Körperhafte klangliche Dynamik
Die Cellistin Anna Grenzner stimulierte mit neuen Werken den Geist
Silvia Thurner · Dez 2025 · Musik

Vor gut einem Jahr verlegte die aus Litauen stammende Komponistin Juta Pranulytė ihren Lebensmittelpunkt nach Vorarlberg. Die international bestens vernetzte Künstlerin arbeitet unter anderem mit der Cellistin Anna Grenzner zusammen. Sie ist eine kreative Musikerin, die dem Wesen und dem resonierenden Körper der Klänge viel Beachtung schenkt.
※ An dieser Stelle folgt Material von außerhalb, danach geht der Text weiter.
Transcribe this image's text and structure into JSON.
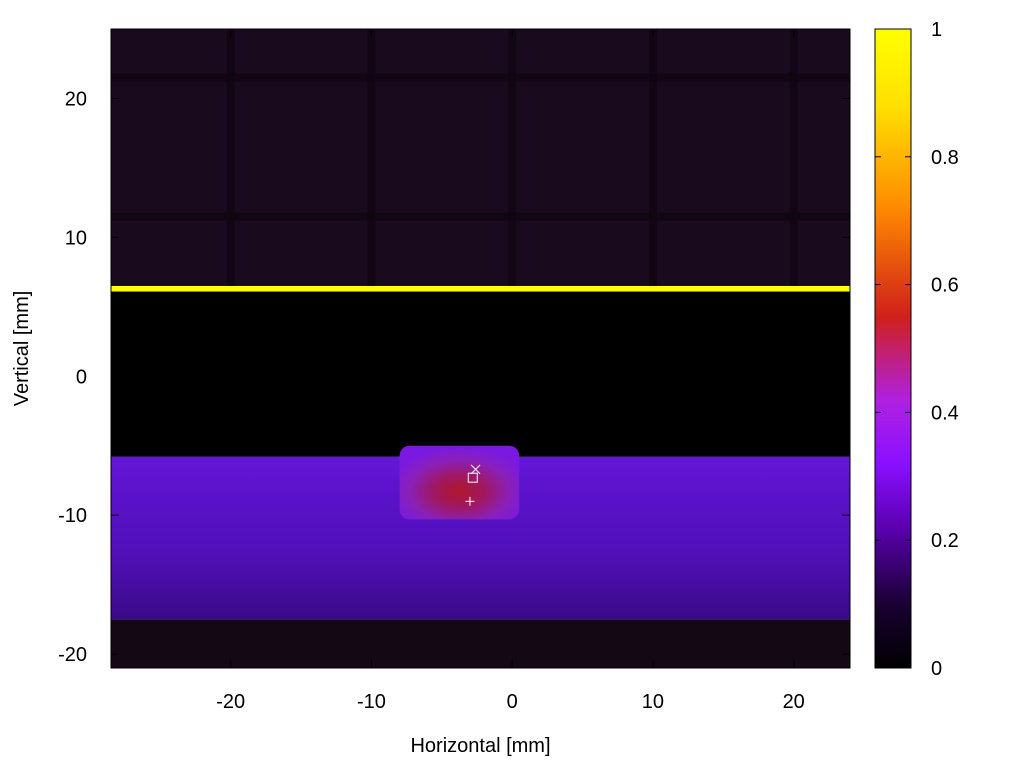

Gemeinsam initiierten sie im Alten Hallenbad in Feldkirch unter dem Motto „A body to the world“ ein Konzert für Violoncello und Electronics. Die inspirierende Atmosphäre und die gute Akustik boten einen stimmigen Rahmen für die Uraufführung von Juta Pranulytės neuestem Werk „Schrei in 15 Szenen“ sowie weiteren Kompositionen von Wolfram Schurig, Gerard Erruz und Henrik Ajax.

Juta Pranulytė schuf mit „Schrei in 15 Szenen“ eine intime und autobiografische Komposition, die Einblick in ihre derzeitige Lebenswelt als Mutter gibt. Das Schreien ihres neugeborenen Kindes berührt sie emotional stark und wühlt sie auf. Gleichzeitig regen die klangliche Qualität und der ausdrucksstarke Gehalt des Babyweinens die Fantasie der Komponistin an. Auf Grundlage von Tonaufnahmen, die sie transkribierte und kompositorisch weiterverarbeitete, entstand ein mitteilsames Werk, das durch die Zuspielungen des originalen Babyweinens einen dokumentarischen Charakter erhielt. Die „naturgetreuen“ Tonbandaufzeichnungen bildeten einen großen Kontrast zu den Übertragungen in den Cellopart. Ohne die Originalaufzeichnungen hätten die spannenden, auf das Solocello übertragenen Passagen möglicherweise eine noch stärkere Gesamtwirkung entfaltet.
„Fenster“ von Wolfram Schurig spielte Anna Grenzner mit einer intuitiven Gestaltungskraft, die die musikalischen Ideen des Komponisten hervorragend zur Geltung brachte. Die Art, wie die Cellistin die Töne klanglich aufspreizte, die Zielpunkte ausreizte, sich ihnen immer wieder annäherte, neue Bezugspunkte ausformte und die klanglichen Perspektiven verschob, ergab ein geistreiches musikalisches Erlebnis. Zudem bot die gute Akustik im Alten Hallenbad ideale Voraussetzungen für die Wahrnehmung der vielgestaltig entfalteten Tonqualitäten und Obertöne.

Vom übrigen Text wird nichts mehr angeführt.